GSoC 2015 - Matrix Functions in GNU Octave


A brief intro

First of all, let me introduce myself: I am Antonio Pino Robles—an Electronic Engineering student from the Basque Country—and I will be improving matrix functions in GNU Octave this summer, following Google Summer of Code program.
The idea behind this is quite simple: given a square matrix $M\in \mathbb{C}^{n \times n}$ and a function $f$, GNU Octave will compute $f\left(M\right)$. You may think of them as an extension to scalar functions, i.e. starting from $f:\mathbb{C}\rightarrow \mathbb{C}$ compute $f:\mathbb{C}^{n \times n}\rightarrow \mathbb{C}^{n \times n}$. Their implementation is quite different, though. (Check Golub and van Loan's book[0] and the Short Course by Higham and Lin[1] for further info.)
Let me note that matrix functions are already part of octave: expm, logmsqrtm in octave itself and funm,  trigonometric and hyperbolic matrix functions in the Linear-Algebra Octave-Forge package.
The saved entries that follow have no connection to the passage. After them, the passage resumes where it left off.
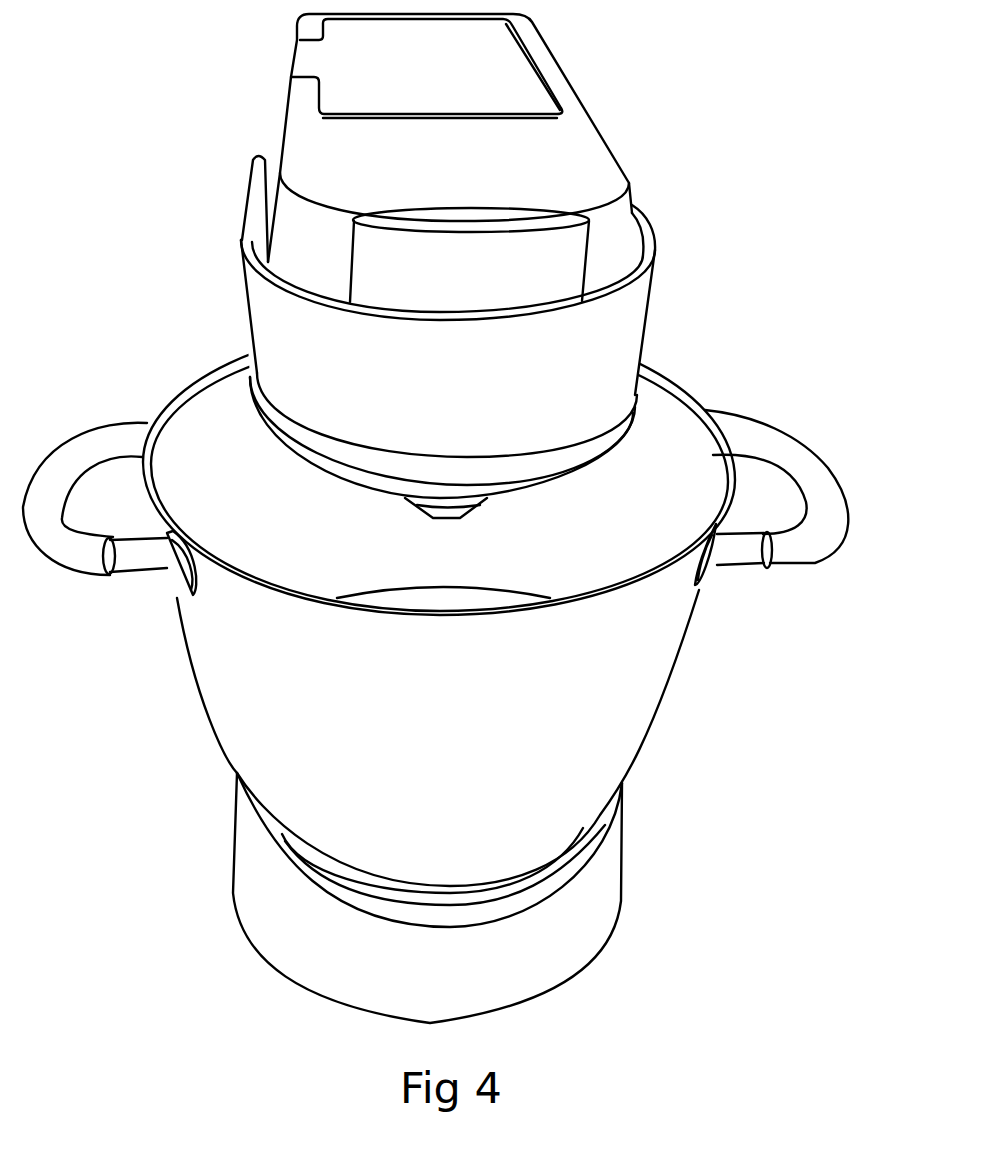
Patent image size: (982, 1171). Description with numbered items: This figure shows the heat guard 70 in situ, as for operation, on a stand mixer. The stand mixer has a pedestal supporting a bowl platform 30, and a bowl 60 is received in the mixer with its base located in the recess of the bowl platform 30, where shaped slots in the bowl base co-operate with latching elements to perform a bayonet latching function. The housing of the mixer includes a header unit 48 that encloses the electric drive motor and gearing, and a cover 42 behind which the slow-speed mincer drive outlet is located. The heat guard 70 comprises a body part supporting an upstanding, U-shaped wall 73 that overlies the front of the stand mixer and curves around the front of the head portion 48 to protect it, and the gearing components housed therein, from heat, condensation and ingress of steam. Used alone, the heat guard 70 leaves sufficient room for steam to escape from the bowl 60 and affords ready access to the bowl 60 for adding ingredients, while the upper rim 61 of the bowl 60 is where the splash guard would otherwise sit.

The bowl platform 30 is at (623, 850).
The cover 42 is at (417, 260).
The header unit 48 is at (583, 168).
The bowl 60 is at (637, 676).
The upper rim 61 is at (706, 410).
The heat guard 70 is at (505, 266).
The U-shaped wall 73 is at (583, 358).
There are also GPLed toolboxes by Nicholas J. Higham, namely the mctoolbox[2] and the mftoolbox[3]; furthermore, GPLed software from the NAMF group—led by N. J. Higham at The University of Manchester—is available as well.
Hence, on a first part octave will be modified in order to run the toolboxes—as they are—smoothly , and then the existing implementations will be improved by means of updating their algorithms.
Finally, for a more detailed description of the project please refer to my octave-wiki page:
http://wiki.octave.org/User:Antonio_Pino

Agur bero bat!



[0] G.H. Golub and C.F. Van Loan. Matrix Computations, 4th Edition. The Johns Hopkins University Press, Baltimore, USA, 2013.
[1] Nicholas J. Higham and Lin Lijing, Matrix Functions: A Short Course, preprint, (2013).